Abstract, pensó Adamsberg. Danglard la esperaba.

– ¿Tenemos aquí bombillas de bayoneta de sesenta vatios?

– Ya irá a mirar, comandante. El tiempo pasa -señaló Adamsberg dándose golpecitos en la muñeca.

– Es usted el que me interrumpe. Hay pies que no cuadran con un tiempo de sólo doce años. Dos pertenecen a mujeres con las uñas pintadas, una moda anterior a 1990. La composición de la laca de uñas indicaría más bien el periodo 1972-1976.

– ¿Stock está seguro?

– Casi, está profundizando los análisis. Hay un par masculino de piel de avestruz, raro y caro, hecho cuando el Zerquetscher tenía sólo diez años. En ese supuesto sería un crío asombrosamente precoz. Peor aún, algunos pares podrían tener veinte o treinta años. Ya sé qué me va a decir -bloqueó Danglard levantando su vaso a modo de muralla-. En su maldito pueblo de Caldhez, los chavales hacían explotar los sapos desde que nacían. Pero hay un margen.

– No, no iba a hablar de los sapos.

La idea de los sapos que los niños hacían explotar en un inmundo estallido de sangre y entrañas haciéndolos fumar un cigarrillo devolvió la mano de Adamsberg al paquete de Zerk.

– Ha vuelto en serio -comentó Danglard al verlo fumar su tercer pitillo.

– Es por sus sapos.

– Siempre es por algo. Yo dejo el vino blanco. Se acabó. Éste es mi último vaso.

Adamsberg se quedó mudo de sorpresa. Que Danglard estuviera enamorado, estaba claro; que fuera correspondido, era de esperar; pero que eso le hiciera dejar el vino, no podía creérselo.

– Me paso al tinto -prosiguió el comandante-. Es más vulgar pero menos ácido. El blanco me arruina el estómago.

– Buena idea -aprobó Danglard, curiosamente tranquilizado ante la idea de que nada cambia en este mundo, al menos en Danglard.

El periodo ya era suficientemente convulso.

– ¿La cajetilla la ha comprado usted? -preguntó Danglard señalando los cigarrillos-. ¿Ingleses? Elección refinada.
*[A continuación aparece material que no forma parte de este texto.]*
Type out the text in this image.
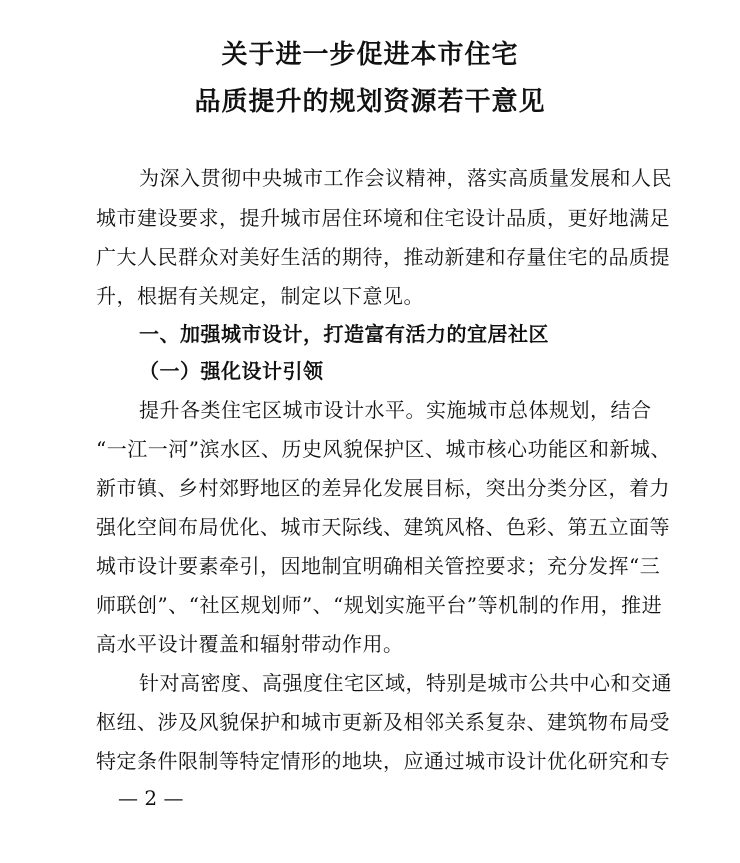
关于进一步促进本市住宅
品质提升的规划资源若干意见
为深入贯彻中央城市工作会议精神，落实高质量发展和人民
城市建设要求，提升城市居住环境和住宅设计品质，更好地满足
广大人民群众对美好生活的期待，推动新建和存量住宅的品质提
升，根据有关规定，制定以下意见。
一、加强城市设计，打造富有活力的宜居社区
（一）强化设计引领
提升各类住宅区城市设计水平。实施城市总体规划，结合
“一江一河”滨水区、历史风貌保护区、城市核心功能区和新城、
新市镇、乡村郊野地区的差异化发展目标，突出分类分区，着力
强化空间布局优化、城市天际线、建筑风格、色彩、第五立面等
城市设计要素牵引，因地制宜明确相关管控要求；充分发挥“三
师联创”、“社区规划师”、“规划实施平台”等机制的作用，推进
高水平设计覆盖和辐射带动作用。
针对高密度、高强度住宅区域，特别是城市公共中心和交通
枢纽、涉及风貌保护和城市更新及相邻关系复杂、建筑物布局受
特定条件限制等特定情形的地块，应通过城市设计优化研究和专
— 2 —
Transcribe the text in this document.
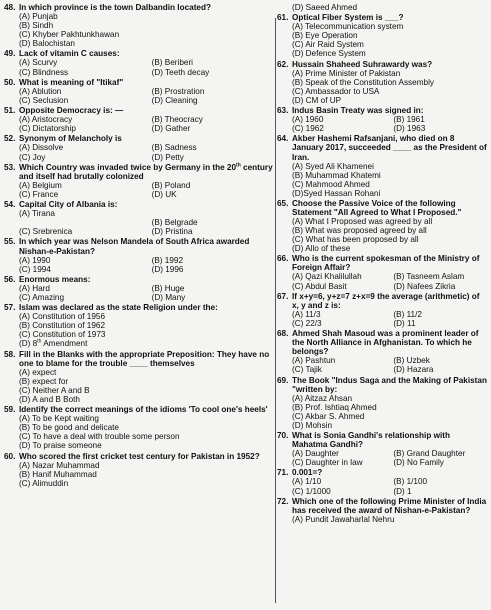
48. In which province is the town Dalbandin located?
(A) Punjab
(B) Sindh
(C) Khyber Pakhtunkhawan
(D) Balochistan
49. Lack of vitamin C causes:
(A) Scurvy	(B) Beriberi
(C) Blindness	(D) Teeth decay
50. What is meaning of "Itikaf"
(A) Ablution	(B) Prostration
(C) Seclusion	(D) Cleaning
51. Opposite Democracy is: —
(A) Aristocracy	(B) Theocracy
(C) Dictatorship	(D) Gather
52. Synonym of Melancholy is
(A) Dissolve	(B) Sadness
(C) Joy	(D) Petty
53. Which Country was invaded twice by Germany in the 20th century and itself had brutally colonized
(A) Belgium	(B) Poland
(C) France	(D) UK
54. Capital City of Albania is:
(A) Tirana
(B) Belgrade
(C) Srebrenica	(D) Pristina
55. In which year was Nelson Mandela of South Africa awarded Nishan-e-Pakistan?
(A) 1990	(B) 1992
(C) 1994	(D) 1996
56. Enormous means:
(A) Hard	(B) Huge
(C) Amazing	(D) Many
57. Islam was declared as the state Religion under the:
(A) Constitution of 1956
(B) Constitution of 1962
(C) Constitution of 1973
(D) 8th Amendment
58. Fill in the Blanks with the appropriate Preposition: They have no one to blame for the trouble ____ themselves
(A) expect
(B) expect for
(C) Neither A and B
(D) A and B Both
59. Identify the correct meanings of the idioms 'To cool one's heels'
(A) To be Kept waiting
(B) To be good and delicate
(C) To have a deal with trouble some person
(D) To praise someone
60. Who scored the first cricket test century for Pakistan in 1952?
(A) Nazar Muhammad
(B) Hanif Muhammad
(C) Alimuddin
(D) Saeed Ahmed
61. Optical Fiber System is ___?
(A) Telecommunication system
(B) Eye Operation
(C) Air Raid System
(D) Defence System
62. Hussain Shaheed Suhrawardy was?
(A) Prime Minister of Pakistan
(B) Speak of the Constitution Assembly
(C) Ambassador to USA
(D) CM of UP
63. Indus Basin Treaty was signed in:
(A) 1960	(B) 1961
(C) 1962	(D) 1963
64. Akber Hashemi Rafsanjani, who died on 8 January 2017, succeeded ____ as the President of Iran.
(A) Syed Ali Khamenei
(B) Muhammad Khatemi
(C) Mahmood Ahmed
(D)Syed Hassan Rohani
65. Choose the Passive Voice of the following Statement "All Agreed to What I Proposed."
(A) What I Proposed was agreed by all
(B) What was proposed agreed by all
(C) What has been proposed by all
(D) Allo of these
66. Who is the current spokesman of the Ministry of Foreign Affair?
(A) Qazi Khalilullah	(B) Tasneem Aslam
(C) Abdul Basit	(D) Nafees Zikria
67. If x+y=6, y+z=7 z+x=9 the average (arithmetic) of x, y and z is:
(A) 11/3	(B) 11/2
(C) 22/3	(D) 11
68. Ahmed Shah Masoud was a prominent leader of the North Alliance in Afghanistan. To which he belongs?
(A) Pashtun	(B) Uzbek
(C) Tajik	(D) Hazara
69. The Book "Indus Saga and the Making of Pakistan "written by:
(A) Aitzaz Ahsan
(B) Prof. Ishtiaq Ahmed
(C) Akbar S. Ahmed
(D) Mohsin
70. What is Sonia Gandhi's relationship with Mahatma Gandhi?
(A) Daughter	(B) Grand Daughter
(C) Daughter in law	(D) No Family
71. 0.001=?
(A) 1/10	(B) 1/100
(C) 1/1000	(D) 1
72. Which one of the following Prime Minister of India has received the award of Nishan-e-Pakistan?
(A) Pundit Jawaharlal Nehru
– El atracador de esta mañana se los dejó en casa. O sea que o bien Zerk era un niño tan precoz que ya sabía cortar pies a los dos años, o bien un mentor lo llevaba a esas expediciones morbosas que Zerk continuó después. Podría ser que actuara bajo influencia desde la infancia.

– Manipulado.

– ¿Por qué no? Puede uno imaginarse un guía detrás de todo eso, una figura paterna que él echara de menos.

– Es posible. Nació de padre desconocido.
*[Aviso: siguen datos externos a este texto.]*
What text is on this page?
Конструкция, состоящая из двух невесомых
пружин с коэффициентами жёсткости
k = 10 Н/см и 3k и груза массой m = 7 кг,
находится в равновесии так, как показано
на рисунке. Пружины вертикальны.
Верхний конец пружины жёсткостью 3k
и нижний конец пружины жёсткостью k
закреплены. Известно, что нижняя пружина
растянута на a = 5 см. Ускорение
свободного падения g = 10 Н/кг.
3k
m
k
– Hay que acelerar sobre su entorno, saber con quién se comunica, saber a quién ve. Ha hecho limpieza en el piso, el cabrón no ha dejado ninguna pista.

– Parece natural. No esperaría usted que viniera a hacernos una visita…

– ¿Y su madre? ¿La han localizado?

– Todavía no. Hay una dirección en Pau hasta hace cuatro años, luego no se sabe nada más.

– ¿La familia de su madre?

– De momento, no hay ningún Louvois por la zona. Sólo hace dos días, comisario, no somos mil.

– ¿Por dónde va Froissy con los teléfonos?